The Department wants to "rationalise" and amalgamate schools, because the national school going population is falling. But the all Irish sector is growing apace, with an average 10 per cent increase in the number of such schools every year for the past three years.
It is still very small about 5 per cent of all schools are Gaelscoileanna. Nor is there any evidence that the demand for them has peaked in 1993, a national survey on languages by ITE (the linguistics institute), found that almost a third of parents surveyed would send their children to an all Irish school if one was available locally.
This was a slight rise on previous surveys, while a steady 70 per cent of parents in 1973, 1983 and 1993 felt the Government should provide all Irish schools wherever the public wants them.
The row has also exposed a wide gulf between the rhetoric in the White Paper on Education and actual practice. When she launched the White Paper in April, 1995, Ms Breathnach said it was "underpinned" by five fundamental principles - equality, partnership, pluralism, accountability and quality.
The document examined demographic trends and the demand for all Irish schools and multi denominational schools before promising to make it easier for them in the future.
It admitted that all Irish and multi denominational schools were discriminated against in the past, and said that "early recognition of new multi denominational and all Irish schools is listed as a priority in the Government of Renewal policy document".
Despite this promise, one of the changes introduced without warning by the Department last week was a stipulation that the impact on existing schools would be taken into account in assessing applications from new schools.
If such a condition is imposed, it will in effect introduce a new form of discrimination in favour of the church dominated schools already in existence. By making it harder for any alternatives to come into being, the Minister will have copperfastened the denominational character of education in the State.
It is a message that parents associated with the seven schools can be expected to hammer home at local and national level in the coming weeks. At an angry meeting of parents in Dublin last week, tactics for the coming campaign were discussed.
Mr Seosamh Mac Donncha, from Comhdhail Naisuinta na Gaeilge, told the meeting the central issue was participation. "This in effect is an attack on the rights of parents to decide what kind of education they want for their children, and also to decide what kind of participation they want to have in the education system.
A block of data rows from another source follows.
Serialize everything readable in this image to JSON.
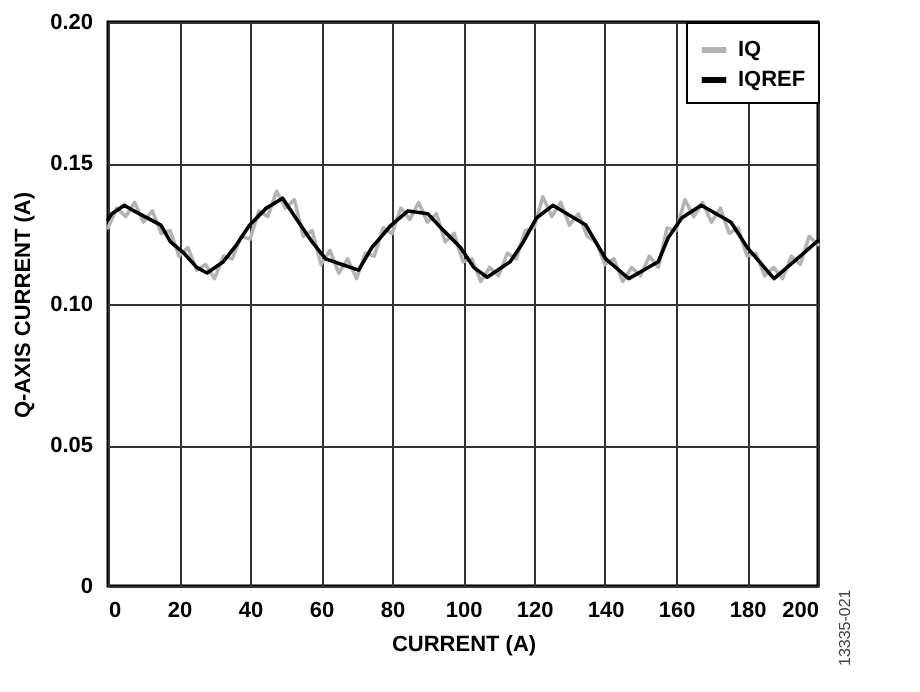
{
  "chart_data": {
    "type": "line",
    "xlabel": "CURRENT (A)",
    "ylabel": "Q-AXIS CURRENT (A)",
    "xlim": [
      0,
      200
    ],
    "xticks": [
      0,
      20,
      40,
      60,
      80,
      100,
      120,
      140,
      160,
      180,
      200
    ],
    "ylim": [
      0,
      0.2
    ],
    "yticks": [
      0,
      0.05,
      {
        "value": 0.1,
        "label": "0.10"
      },
      0.15,
      {
        "value": 0.2,
        "label": "0.20"
      }
    ],
    "grid": true,
    "legend": "top right",
    "line_style": "solid",
    "marker": "none",
    "annotations": [
      "13335-021"
    ],
    "series": [
      {
        "name": "IQ",
        "color": "#b3b3b3",
        "x": [
          0,
          2.5,
          5,
          7.5,
          10,
          12.5,
          15,
          17.5,
          20,
          22.5,
          25,
          27.5,
          30,
          32.5,
          35,
          37.5,
          40,
          42.5,
          45,
          47.5,
          50,
          52.5,
          55,
          57.5,
          60,
          62.5,
          65,
          67.5,
          70,
          72.5,
          75,
          77.5,
          80,
          82.5,
          85,
          87.5,
          90,
          92.5,
          95,
          97.5,
          100,
          102.5,
          105,
          107.5,
          110,
          112.5,
          115,
          117.5,
          120,
          122.5,
          125,
          127.5,
          130,
          132.5,
          135,
          137.5,
          140,
          142.5,
          145,
          147.5,
          150,
          152.5,
          155,
          157.5,
          160,
          162.5,
          165,
          167.5,
          170,
          172.5,
          175,
          177.5,
          180,
          182.5,
          185,
          187.5,
          190,
          192.5,
          195,
          197.5,
          200
        ],
        "values": [
          0.127,
          0.134,
          0.131,
          0.136,
          0.129,
          0.133,
          0.125,
          0.126,
          0.117,
          0.12,
          0.112,
          0.114,
          0.109,
          0.117,
          0.116,
          0.124,
          0.123,
          0.133,
          0.131,
          0.14,
          0.134,
          0.137,
          0.124,
          0.126,
          0.114,
          0.119,
          0.111,
          0.116,
          0.109,
          0.118,
          0.117,
          0.127,
          0.125,
          0.134,
          0.13,
          0.136,
          0.129,
          0.132,
          0.122,
          0.125,
          0.115,
          0.116,
          0.108,
          0.113,
          0.11,
          0.118,
          0.116,
          0.126,
          0.127,
          0.138,
          0.131,
          0.136,
          0.128,
          0.132,
          0.124,
          0.122,
          0.114,
          0.116,
          0.108,
          0.113,
          0.11,
          0.117,
          0.113,
          0.127,
          0.126,
          0.137,
          0.131,
          0.136,
          0.129,
          0.134,
          0.125,
          0.127,
          0.117,
          0.118,
          0.11,
          0.113,
          0.109,
          0.117,
          0.114,
          0.124,
          0.121
        ]
      },
      {
        "name": "IQREF",
        "color": "#000000",
        "x": [
          0,
          1.1,
          4.6,
          7.3,
          14.9,
          17.6,
          21.4,
          25,
          27.9,
          32.5,
          36.2,
          39.9,
          44.6,
          49.2,
          52.9,
          57.5,
          61.3,
          65.9,
          70.6,
          74.3,
          79.8,
          84.5,
          90.1,
          93.8,
          99.3,
          103,
          106.8,
          113.3,
          117,
          120.7,
          125.3,
          134.6,
          140.2,
          146.7,
          155,
          157.8,
          161.6,
          167.1,
          175.5,
          180.1,
          187.6,
          193.2,
          200
        ],
        "values": [
          0.13,
          0.132,
          0.135,
          0.133,
          0.128,
          0.122,
          0.118,
          0.113,
          0.111,
          0.115,
          0.121,
          0.128,
          0.134,
          0.1375,
          0.1305,
          0.122,
          0.116,
          0.114,
          0.112,
          0.12,
          0.128,
          0.133,
          0.132,
          0.127,
          0.12,
          0.113,
          0.1095,
          0.115,
          0.122,
          0.1305,
          0.135,
          0.128,
          0.116,
          0.109,
          0.115,
          0.1235,
          0.1305,
          0.135,
          0.129,
          0.12,
          0.109,
          0.115,
          0.1225
        ]
      }
    ]
  }
}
"In the White Paper a lot of emphasis was put on nurturing the role of parents within the education system. However, it would appear that doesn't apply to parents who decide they want education through the medium of Irish.
"The Department and the INTO have always prefaced anything they said about the teaching of Irish by saying the schools can't do it alone, the Department can't do it alone, they must get support from the community.
"But in the case of your communities, when you have come together and decided what you want to do in a positive way about the Irish language, the Department has been found wanting," he said.